Fei Bao Xian

Personal information
- Born: October 4, 1983 (age 42) Nanjing, Jiangsu, China
- Occupation(s): Martial artist, athlete, actor

Sport
- Sport: Wushu
- Event(s): Changquan, Daoshu, Gunshu

Medal record
Men's Wushu Taolu
Representing Netherlands
World Championships
| Gold medal – first place | 2001 Yerevan | Daoshu (old) |
| Gold medal – first place | 2003 Macau | Gunshu |
| Gold medal – first place | 2005 Hanoi | Daoshu |
| Silver medal – second place | 1999 Hong Kong | Gunshu |
| Silver medal – second place | 2001 Yerevan | Changquan (old) |
| Silver medal – second place | 2001 Yerevan | Gunshu (new) |
| Bronze medal – third place | 1997 Rome | Changquan |
| Bronze medal – third place | 1999 Hong Kong | Daoshu |
European Championships
| Gold medal – first place | 1998 Athens | Changquan |
| Gold medal – first place | 1998 Athens | Daoshu |
| Gold medal – first place | 1998 Athens | Gunshu |
| Gold medal – first place | 2000 Rotterdam | Changquan |
| Gold medal – first place | 2000 Rotterdam | Daoshu |
| Gold medal – first place | 2000 Rotterdam | Gunshu |
| Gold medal – first place | 2002 Póvoa de Varzim | Changquan |
| Gold medal – first place | 2002 Póvoa de Varzim | Daoshu |
| Gold medal – first place | 2002 Póvoa de Varzim | Gunshu |

= Bao Xian Fei =

Chinese wushu practitioner

Bao Xian Fei (born October 4, 1983 in Nanjing, China) is a former wushu taolu athlete and actor from the Netherlands.
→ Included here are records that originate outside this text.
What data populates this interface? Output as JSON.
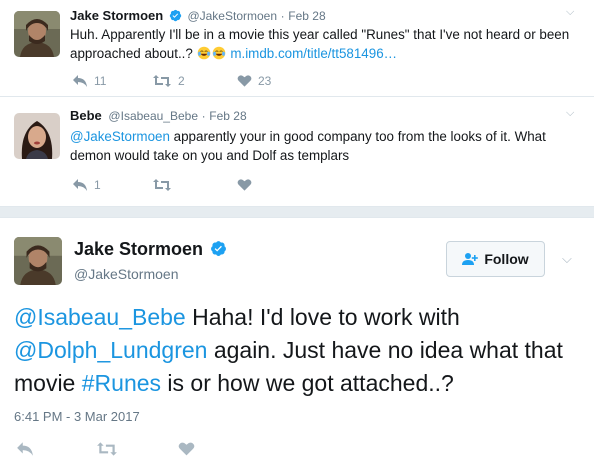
{
  "tweets": [
    {
      "name": "Jake Stormoen",
      "handle": "@JakeStormoen",
      "date": "Feb 28",
      "text": "Huh. Apparently I'll be in a movie this year called \"Runes\" that I've not heard or been approached about..?",
      "link": "m.imdb.com/title/tt581496…",
      "replies": "11",
      "retweets": "2",
      "likes": "23"
    },
    {
      "name": "Bebe",
      "handle": "@Isabeau_Bebe",
      "date": "Feb 28",
      "mention": "@JakeStormoen",
      "text": " apparently your in good company too from the looks of it. What demon would take on you and Dolf as templars",
      "replies": "1"
    }
  ],
  "main_tweet": {
    "name": "Jake Stormoen",
    "handle": "@JakeStormoen",
    "follow_label": "Follow",
    "mention1": "@Isabeau_Bebe",
    "text1": " Haha! I'd love to work with ",
    "mention2": "@Dolph_Lundgren",
    "text2": " again. Just have no idea what that movie ",
    "hashtag": "#Runes",
    "text3": " is or how we got attached..?",
    "timestamp": "6:41 PM - 3 Mar 2017"
  },
  "icons": {
    "verified": "verified-badge-icon",
    "reply": "reply-icon",
    "retweet": "retweet-icon",
    "like": "heart-icon",
    "more": "chevron-down-icon",
    "follow": "add-user-icon",
    "emoji": "face-with-tears-of-joy-icon"
  },
  "colors": {
    "link": "#1b95e0",
    "verified": "#1da1f2",
    "icon_gray": "#aab8c2",
    "divider": "#e6ecf0"
  }
}
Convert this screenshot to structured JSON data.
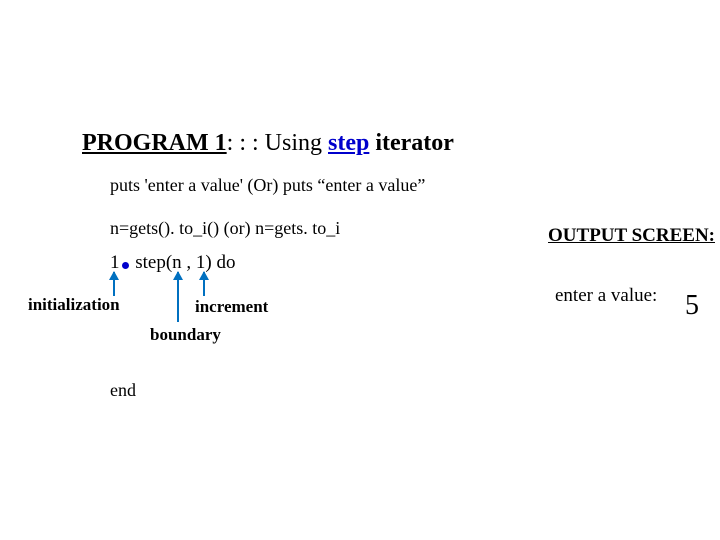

He is a three-time world champion.

==Biography==
At the age of 5, Fei started to train with his father, Grandmaster Yuliang Fei, in different wushu styles, including Shaolin and modern forms. His father originally had a successful junior wushu career in China and decided to move to move to the netherlands to spread wushu internationally. At the age of 14, his first major international debut was at the 1997 World Wushu Championships in Rome, Italy, where he won a bronze medal in changquan. Between then and 2005, he won seven more medals at the world championships and was a three-time world champion. He was also a nine-time European champion between 1998 and 2002.

His first film role was a security guard in the 2003 American television production "Second Nature", Alec Baldwin played the lead. In 2004, he played a more important role as "Wong" in "Fighting Fish", the first martial arts production in the Netherlands.